Responsabilité sociétale de l’entreprise, approche par les parties prenantes, protection de l’environnement, reporting développement durable. Au delà des fondamentaux, et si la durabilité d’une entreprise se mesurait d’abord à sa capacité à innover ? Pour les entreprises elles-mêmes et pour les agences de notations financière et extrafinancière,  il y a place pour développer de nouveaux modèles d’analyses stratégique et économique, et des indicateurs…

 

Les fondamentaux de la durabilité

 

Bonne gestion et maîtrise des risques (sociaux, économiques, environnementaux) sont à l’évidence les fondamentaux pour quelque entreprise que ce soit. La bataille des couts mobilise. Mais elle est un « océan rouge1 ». Recherche de productivité, dumping social, fiscal, sanitaire ou environnemental dans les « low cost countries ». Une lutte sans fin. Maitriser les couts et les risques est indispensable. Mais est-ce moteur sur le long terme ? Est-ce porteur de valeurs ?

 

Pas de lien entre parts de R&D et succès

 

La France accuse, de l’avis de nombreux observateurs, un retard certain en matière d’innovation. Majoritairement, ce sont les innovations produits et procédés qui sont valorisées par les acteurs économiques et soutenues par les pouvoirs publics. Pourtant, la part des services dans le PIB est de plus de 70 %...

 

Côté indicateur, l’approche classique est la part de R&D dans le CA. Elle est exprimée en pourcentage et comparée aux référents du secteur. Mais dans la R&D, quelle est la part de R et la part de D ? Difficile à savoir, dans la plupart des cas. En quoi le développement a-t-il rapport avec l’innovation ? Même chose si l’on regarde le nombre de brevets déposés.

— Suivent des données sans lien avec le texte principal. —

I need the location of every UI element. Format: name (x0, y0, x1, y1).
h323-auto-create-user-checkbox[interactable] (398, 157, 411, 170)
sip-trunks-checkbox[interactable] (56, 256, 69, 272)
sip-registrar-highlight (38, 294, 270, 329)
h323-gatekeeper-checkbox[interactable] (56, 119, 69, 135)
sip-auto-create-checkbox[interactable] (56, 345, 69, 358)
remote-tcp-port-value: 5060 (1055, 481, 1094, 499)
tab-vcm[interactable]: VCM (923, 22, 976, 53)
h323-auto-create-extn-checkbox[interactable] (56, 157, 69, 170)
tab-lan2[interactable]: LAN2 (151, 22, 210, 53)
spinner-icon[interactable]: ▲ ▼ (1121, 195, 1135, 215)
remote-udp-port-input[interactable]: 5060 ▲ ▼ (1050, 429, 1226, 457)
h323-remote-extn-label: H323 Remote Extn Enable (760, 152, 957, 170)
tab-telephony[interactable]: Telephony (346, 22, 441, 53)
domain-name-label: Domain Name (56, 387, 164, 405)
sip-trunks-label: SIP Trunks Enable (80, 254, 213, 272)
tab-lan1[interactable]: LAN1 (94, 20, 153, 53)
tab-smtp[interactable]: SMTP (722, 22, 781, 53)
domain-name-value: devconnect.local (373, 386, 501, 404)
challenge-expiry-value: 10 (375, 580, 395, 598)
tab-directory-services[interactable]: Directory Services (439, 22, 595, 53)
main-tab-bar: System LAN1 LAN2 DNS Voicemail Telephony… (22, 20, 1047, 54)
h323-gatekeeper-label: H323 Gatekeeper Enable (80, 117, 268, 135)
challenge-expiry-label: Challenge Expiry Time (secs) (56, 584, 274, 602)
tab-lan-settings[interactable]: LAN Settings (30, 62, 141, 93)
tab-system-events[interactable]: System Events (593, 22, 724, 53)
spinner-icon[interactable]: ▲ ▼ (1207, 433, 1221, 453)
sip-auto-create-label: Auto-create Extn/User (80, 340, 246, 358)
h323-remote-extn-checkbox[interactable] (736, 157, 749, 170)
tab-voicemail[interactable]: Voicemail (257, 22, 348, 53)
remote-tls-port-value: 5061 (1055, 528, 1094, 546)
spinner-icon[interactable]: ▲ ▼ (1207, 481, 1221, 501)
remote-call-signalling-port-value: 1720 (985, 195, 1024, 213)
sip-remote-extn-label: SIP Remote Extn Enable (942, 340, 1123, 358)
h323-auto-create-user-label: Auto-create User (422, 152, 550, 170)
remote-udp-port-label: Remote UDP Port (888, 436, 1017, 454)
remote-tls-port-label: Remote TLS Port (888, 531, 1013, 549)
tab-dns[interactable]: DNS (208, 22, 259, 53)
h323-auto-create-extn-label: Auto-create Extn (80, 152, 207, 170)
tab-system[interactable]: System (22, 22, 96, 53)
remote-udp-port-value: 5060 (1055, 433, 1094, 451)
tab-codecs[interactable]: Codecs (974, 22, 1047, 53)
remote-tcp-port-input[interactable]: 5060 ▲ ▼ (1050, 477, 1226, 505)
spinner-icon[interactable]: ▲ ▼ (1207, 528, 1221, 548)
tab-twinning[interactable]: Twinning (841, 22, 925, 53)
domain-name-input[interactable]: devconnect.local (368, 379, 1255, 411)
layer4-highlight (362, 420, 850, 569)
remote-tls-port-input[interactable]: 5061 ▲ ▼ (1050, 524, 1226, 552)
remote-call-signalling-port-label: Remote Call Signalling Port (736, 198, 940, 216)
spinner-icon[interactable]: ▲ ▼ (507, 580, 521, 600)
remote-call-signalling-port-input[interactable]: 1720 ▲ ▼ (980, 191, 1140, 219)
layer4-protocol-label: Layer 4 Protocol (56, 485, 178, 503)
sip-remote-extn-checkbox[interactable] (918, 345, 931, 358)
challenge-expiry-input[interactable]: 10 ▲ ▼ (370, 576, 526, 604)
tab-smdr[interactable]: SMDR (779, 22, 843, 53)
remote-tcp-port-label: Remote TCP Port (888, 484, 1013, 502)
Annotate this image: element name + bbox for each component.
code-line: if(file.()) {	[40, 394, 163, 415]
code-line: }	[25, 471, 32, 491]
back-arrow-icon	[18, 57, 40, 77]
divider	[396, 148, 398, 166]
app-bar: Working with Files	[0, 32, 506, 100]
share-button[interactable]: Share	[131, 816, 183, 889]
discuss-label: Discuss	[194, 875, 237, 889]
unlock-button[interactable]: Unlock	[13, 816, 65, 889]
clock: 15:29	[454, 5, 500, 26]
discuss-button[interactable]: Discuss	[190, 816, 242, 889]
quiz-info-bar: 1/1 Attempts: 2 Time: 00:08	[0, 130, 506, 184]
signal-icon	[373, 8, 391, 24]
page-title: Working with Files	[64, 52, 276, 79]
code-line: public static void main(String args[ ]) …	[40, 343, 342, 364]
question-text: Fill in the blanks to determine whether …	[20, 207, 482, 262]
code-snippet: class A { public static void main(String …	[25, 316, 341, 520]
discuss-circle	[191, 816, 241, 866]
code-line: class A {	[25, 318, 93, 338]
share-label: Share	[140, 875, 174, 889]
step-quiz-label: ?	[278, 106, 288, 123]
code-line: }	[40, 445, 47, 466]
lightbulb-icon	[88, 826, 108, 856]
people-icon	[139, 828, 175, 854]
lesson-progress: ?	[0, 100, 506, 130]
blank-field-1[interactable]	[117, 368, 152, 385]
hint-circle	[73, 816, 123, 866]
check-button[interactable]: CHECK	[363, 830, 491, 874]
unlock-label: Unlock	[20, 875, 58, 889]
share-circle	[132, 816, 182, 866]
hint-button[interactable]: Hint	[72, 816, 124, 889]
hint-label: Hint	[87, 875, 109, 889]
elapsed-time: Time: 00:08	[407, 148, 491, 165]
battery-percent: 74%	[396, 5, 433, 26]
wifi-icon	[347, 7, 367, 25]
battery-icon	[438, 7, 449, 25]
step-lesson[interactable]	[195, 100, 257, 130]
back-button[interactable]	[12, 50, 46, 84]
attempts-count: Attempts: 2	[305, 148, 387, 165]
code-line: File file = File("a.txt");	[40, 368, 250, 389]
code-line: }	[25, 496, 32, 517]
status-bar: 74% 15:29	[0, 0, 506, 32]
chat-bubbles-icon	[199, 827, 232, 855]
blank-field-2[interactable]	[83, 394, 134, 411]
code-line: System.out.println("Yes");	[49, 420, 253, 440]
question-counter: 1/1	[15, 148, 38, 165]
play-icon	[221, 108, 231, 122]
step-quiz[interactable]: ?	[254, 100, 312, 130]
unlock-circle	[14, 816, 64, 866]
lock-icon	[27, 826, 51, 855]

Pourquoi serait-il synonyme de capacité à durer ?

 

La part de R&D est une donnée strictement quantitative, le plus souvent inexploitable en l’état. Il en va de même pour le nombre de brevets. Ou l’âge d’une gamme. Rien de tout cela ne dit la capacité de l’entreprise à valoriser ses innovations, à créer son futur. Une étude de Booz Allen Hamilton2 démontre d’ailleurs qu’il n’y a pas de lien direct entre le montant des dépenses de R&D et le succès des entreprises.

 

Le risque des schémas préétablis

 

Les grands corps seraient-ils inévitablement condamnés à la sclérose et à la chute après des années de prospérité ? Les petites et moyennes organisations seraient-elles réduites à rester concentrées sur l’opérationnel ? C’est le risque du fonctionnement dans des schémas préétablis. Et « Quand on fait ce qu’on a toujours fait, on a les résultats que l’on a toujours eus ».

 

De la même manière, l’innovation ne saurait se limiter à la seule réponse à la demande latente. Ce serait confondre innovation et nouveauté. Les mêmes études de marché conduisent aux mêmes résultats. Le client n’exprime pas son besoin d’innovation, il n’invente pas le monde de demain. Pour une entreprise, il ne s’agit donc pas seulement de se laisser guider par le marché, mais de l’anticiper et de le créer.

 

De l’innovation technique à l’innovation systémique

 

Selon Antoine Riboud, ancien président et fondateur de Danone, « l’innovation est une alliance entre recherche, marketing, instinct, imagination, produit et courage industriel ». Ce faisant, il définit les contours de ce qu’est l’innovation : ce n’est pas de la technique : c’est un système de pensée dans lequel la technologie n’est qu’une des composantes.

 

Apple symbolise aujourd’hui le concept d’innovation systémique : nouvel écosystème de ventes et de production de contenus + valeur d’estime (design, image de marque) + valeur d’usage (ergonomie fonctionnelle et cognitive, fonctionnalités) + technologie. Ce qu’Apple pose au centre, c’est l’individu, le consommateur et son expérience dans la chaine complète de création de valeur. L’innovation est système.

 

Innover sur le périmètre étendu de l’entreprise

 

Empowered consumer, cocréation de valeur, innovation conjointe. Avec internet, la relation des entreprises au monde est profondément transformée. C’est tout le rapport sociologique de l’entreprise à son écosystème qui se voit modifié. Ce qui est en jeu, « c’est la capacité de l’entreprise à innover, certes, mais surtout à capter les idées, beaucoup plus nombreuses venues de l’extérieur3 ».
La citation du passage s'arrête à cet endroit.